J’erre dans cette foule où un passant sur dix est habillé à l’européenne. Je ne suis pas dupe de sa mascarade. Je sais que, rentré chez lui, dans cet intérieur où l’étranger ne pénètre presque jamais, cet homme d’affaires, ce financier, cet industriel se débarrassera de ses chaussures, quittera son complet, arrachera son faux-col, et que ces gestes seront symboliques : à ce moment, c’est tout l’Occident qu’il répudie. Ses petites servantes sont là, agenouillées sur le seuil, sa femme accroupie se prosterne à son arrivée, le dîner du soir l’attend dans des soucoupes menues disposées méticuleusement sur un plateau de laque. Vite son kimono où il se sent à l’aise, sa natte où il s’étendra après l’inconfort des fauteuils et des chaises, son thé et son saké après ces horribles vins importés, son langage à lui après l’affreux idiome des barbares, et surtout ses panneaux de papier, ses paravents délicats, la clarté de sa petite maison si propre après l’horreur des buildings qu’il a construits pour prouver qu’il vaut bien un blanc, ces blancs que toute son âme méprise ! Demain, il revêtira à nouveau leur livrée, non point par souci de les imiter, mais pour les vaincre. Car, ce que les autres peuples ont réussi, ceux qui dominent la terre, lui, Japonais, entend le réussir à son tour. Les barbares sont fiers de leurs avions, de leurs chemins de fer, de leurs automobiles, de leurs industries, de leurs cités de pierre, de leurs métros, de leurs téléphones. Il créera tout cela, lui aussi, en copiant d’abord, en inventant après. Et non seulement, afin de prouver la supériorité de sa race, il créera une industrie, fondera une bourse, modernisera une armée, organisera des réseaux, fera surgir une flotte, mais il battra les barbares sur leur propre terrain : il fabriquera des montres « suisses » qui coûteront moins cher et marcheront aussi bien, tissera des cotonnades qu’il vendra à bas prix, ruinera des industries européennes en fournissant à meilleur compte des bicyclettes, des jouets, des chapeaux, des vêtements, des conserves, des appareils de précision, des souliers, des bijoux, écrasant les maisons rivales des deux continents malgré les frais de transport et les droits de douane des nations épouvantées.

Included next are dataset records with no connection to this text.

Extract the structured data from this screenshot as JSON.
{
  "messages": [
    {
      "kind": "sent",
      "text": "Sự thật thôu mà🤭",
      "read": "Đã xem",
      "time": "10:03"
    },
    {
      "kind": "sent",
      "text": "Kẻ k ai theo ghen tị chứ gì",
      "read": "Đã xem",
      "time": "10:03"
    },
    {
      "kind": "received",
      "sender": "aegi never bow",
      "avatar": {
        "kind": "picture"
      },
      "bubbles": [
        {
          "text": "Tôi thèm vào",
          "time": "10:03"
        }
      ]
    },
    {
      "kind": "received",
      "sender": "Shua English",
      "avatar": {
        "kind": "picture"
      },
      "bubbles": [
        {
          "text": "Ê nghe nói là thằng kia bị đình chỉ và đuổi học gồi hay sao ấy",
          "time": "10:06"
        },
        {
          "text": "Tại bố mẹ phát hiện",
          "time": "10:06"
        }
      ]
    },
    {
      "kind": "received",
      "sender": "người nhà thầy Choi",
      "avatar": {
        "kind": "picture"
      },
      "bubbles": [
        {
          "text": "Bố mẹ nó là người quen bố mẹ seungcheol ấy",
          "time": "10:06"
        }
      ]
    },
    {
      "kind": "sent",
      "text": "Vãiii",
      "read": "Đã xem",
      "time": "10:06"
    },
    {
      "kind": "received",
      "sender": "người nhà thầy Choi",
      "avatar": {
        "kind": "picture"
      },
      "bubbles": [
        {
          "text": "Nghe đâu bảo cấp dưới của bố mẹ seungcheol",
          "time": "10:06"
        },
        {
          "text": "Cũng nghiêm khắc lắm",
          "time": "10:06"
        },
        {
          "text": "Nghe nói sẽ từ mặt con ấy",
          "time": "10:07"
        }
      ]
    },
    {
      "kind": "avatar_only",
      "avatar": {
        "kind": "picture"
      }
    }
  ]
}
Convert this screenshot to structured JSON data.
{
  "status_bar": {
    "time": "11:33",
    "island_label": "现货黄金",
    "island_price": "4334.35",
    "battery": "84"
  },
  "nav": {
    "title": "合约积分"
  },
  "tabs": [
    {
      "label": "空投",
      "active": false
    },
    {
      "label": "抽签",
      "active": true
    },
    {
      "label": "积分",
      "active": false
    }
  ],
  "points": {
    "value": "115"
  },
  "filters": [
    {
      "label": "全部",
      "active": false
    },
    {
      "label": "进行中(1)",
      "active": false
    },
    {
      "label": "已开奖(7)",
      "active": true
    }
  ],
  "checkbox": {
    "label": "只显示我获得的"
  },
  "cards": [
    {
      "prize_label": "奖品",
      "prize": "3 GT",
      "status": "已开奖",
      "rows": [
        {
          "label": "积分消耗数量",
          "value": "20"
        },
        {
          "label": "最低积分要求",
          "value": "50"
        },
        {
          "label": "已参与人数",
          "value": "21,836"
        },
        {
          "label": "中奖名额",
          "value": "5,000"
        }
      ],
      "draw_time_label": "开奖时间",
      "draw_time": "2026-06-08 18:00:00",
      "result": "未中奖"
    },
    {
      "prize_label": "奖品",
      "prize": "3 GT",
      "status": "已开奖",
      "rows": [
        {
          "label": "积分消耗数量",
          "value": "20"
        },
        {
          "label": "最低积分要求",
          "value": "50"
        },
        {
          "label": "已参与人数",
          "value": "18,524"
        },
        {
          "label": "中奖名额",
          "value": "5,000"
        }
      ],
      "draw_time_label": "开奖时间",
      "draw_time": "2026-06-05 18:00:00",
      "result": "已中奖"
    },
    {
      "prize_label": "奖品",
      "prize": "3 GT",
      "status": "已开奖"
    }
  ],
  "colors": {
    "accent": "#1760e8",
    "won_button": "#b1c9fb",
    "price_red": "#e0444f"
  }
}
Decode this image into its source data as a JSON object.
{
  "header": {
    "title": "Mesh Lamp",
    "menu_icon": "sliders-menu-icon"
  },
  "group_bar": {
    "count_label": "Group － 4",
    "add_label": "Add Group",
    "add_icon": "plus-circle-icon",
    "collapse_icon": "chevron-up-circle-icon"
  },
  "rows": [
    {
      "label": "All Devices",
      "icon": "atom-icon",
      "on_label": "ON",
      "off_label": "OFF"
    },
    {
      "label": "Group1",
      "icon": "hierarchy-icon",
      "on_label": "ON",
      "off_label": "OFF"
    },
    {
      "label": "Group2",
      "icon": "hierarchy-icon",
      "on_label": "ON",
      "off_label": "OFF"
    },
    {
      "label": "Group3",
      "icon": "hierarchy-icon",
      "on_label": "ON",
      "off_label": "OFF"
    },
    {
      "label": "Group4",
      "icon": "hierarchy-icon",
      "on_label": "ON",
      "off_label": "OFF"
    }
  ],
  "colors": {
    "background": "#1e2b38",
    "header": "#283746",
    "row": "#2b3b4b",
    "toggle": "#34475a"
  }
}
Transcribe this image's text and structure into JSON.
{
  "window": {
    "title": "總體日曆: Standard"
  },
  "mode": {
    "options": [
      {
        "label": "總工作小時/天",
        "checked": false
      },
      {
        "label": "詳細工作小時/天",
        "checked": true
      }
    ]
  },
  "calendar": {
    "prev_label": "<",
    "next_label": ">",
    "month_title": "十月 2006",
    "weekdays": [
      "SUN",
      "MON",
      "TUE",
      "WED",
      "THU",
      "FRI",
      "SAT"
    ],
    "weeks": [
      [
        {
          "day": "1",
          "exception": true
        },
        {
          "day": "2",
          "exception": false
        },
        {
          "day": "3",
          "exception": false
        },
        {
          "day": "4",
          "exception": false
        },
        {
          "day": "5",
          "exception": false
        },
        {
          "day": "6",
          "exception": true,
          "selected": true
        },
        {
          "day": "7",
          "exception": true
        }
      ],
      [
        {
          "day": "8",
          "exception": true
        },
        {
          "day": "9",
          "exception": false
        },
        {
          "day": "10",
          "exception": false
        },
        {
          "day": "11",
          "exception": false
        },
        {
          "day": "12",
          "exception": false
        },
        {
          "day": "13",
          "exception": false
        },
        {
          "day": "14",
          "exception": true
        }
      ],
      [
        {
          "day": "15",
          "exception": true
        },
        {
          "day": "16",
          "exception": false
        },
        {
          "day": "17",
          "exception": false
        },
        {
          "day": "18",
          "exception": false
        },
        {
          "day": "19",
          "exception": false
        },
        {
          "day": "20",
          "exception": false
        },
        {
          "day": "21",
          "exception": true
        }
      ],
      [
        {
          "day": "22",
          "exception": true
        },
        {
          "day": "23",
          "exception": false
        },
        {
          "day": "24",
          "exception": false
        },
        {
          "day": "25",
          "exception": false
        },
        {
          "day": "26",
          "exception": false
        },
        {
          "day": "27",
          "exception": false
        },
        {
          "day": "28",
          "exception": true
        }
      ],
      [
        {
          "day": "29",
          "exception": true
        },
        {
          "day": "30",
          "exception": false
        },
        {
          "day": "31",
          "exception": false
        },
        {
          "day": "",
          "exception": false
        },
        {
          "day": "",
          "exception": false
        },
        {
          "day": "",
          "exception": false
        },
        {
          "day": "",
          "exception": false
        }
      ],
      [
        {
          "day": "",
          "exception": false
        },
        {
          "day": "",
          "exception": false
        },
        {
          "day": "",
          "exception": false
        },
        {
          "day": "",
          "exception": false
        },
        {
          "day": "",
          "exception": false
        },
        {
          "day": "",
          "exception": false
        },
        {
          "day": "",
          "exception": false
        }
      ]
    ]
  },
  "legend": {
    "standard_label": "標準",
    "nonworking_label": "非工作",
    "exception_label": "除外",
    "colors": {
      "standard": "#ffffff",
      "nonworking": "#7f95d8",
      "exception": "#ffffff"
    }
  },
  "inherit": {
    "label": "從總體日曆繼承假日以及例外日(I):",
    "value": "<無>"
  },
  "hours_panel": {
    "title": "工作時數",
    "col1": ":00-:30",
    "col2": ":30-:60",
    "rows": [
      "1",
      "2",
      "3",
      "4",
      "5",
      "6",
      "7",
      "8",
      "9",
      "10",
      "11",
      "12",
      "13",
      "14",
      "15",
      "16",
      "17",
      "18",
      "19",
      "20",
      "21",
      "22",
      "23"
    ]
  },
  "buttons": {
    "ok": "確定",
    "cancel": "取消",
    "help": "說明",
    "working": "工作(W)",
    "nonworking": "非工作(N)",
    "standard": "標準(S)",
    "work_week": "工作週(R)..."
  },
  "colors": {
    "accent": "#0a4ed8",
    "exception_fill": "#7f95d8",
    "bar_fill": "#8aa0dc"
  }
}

Tout cela qui est le produit de notre civilisation, il l’assimile sans s’en imprégner. Il devient l’une des puissances les plus authentiques de notre monde moderne et n’absorbe en rien notre civilisation. Il reste lui-même, exactement lui-même, à ce point immuable qu’un Japonais de vingt ans, costumé en complet veston, qui dans un dancing boit un cocktail, juché sur un tabouret de bar, est le même qui, demain peut-être, devant l’autel de ses ancêtres, vêtu d’une robe hiératique, s’ouvrira le ventre d’un coup de sabre, si l’exigent la fidélité, l’honneur ou la patrie.

Race redoutable dont la discipline, le labeur, le courage, l’énergie forcent le respect et qui, au sortir de la confusion chinoise, apparaît en Extrême-Orient, face au bolchevisme destructeur, comme la grande nation civilisatrice. Peuple défiant, et courtois, pratique et chevaleresque, dur et artiste, pays de diplomates et de marchands, de poètes et de guerriers, où tous les contraires s’épousent dans un mystérieux accord.

L’on a dit des Japonais qu’ils étaient les Allemands d’Extrême-Orient. Ce genre de comparaison offre quelque chose de primaire, mais si l’on se livre à ce jeu, ce n’est pas l’Allemagne que rappellerait le Japon, c’est l’Angleterre. Un même idéal impérialiste régit ces deux îles rayonnantes et le Japon laisse dans l’âme du voyageur une image que la mise au point des souvenirs ne cesse pas de magnifier.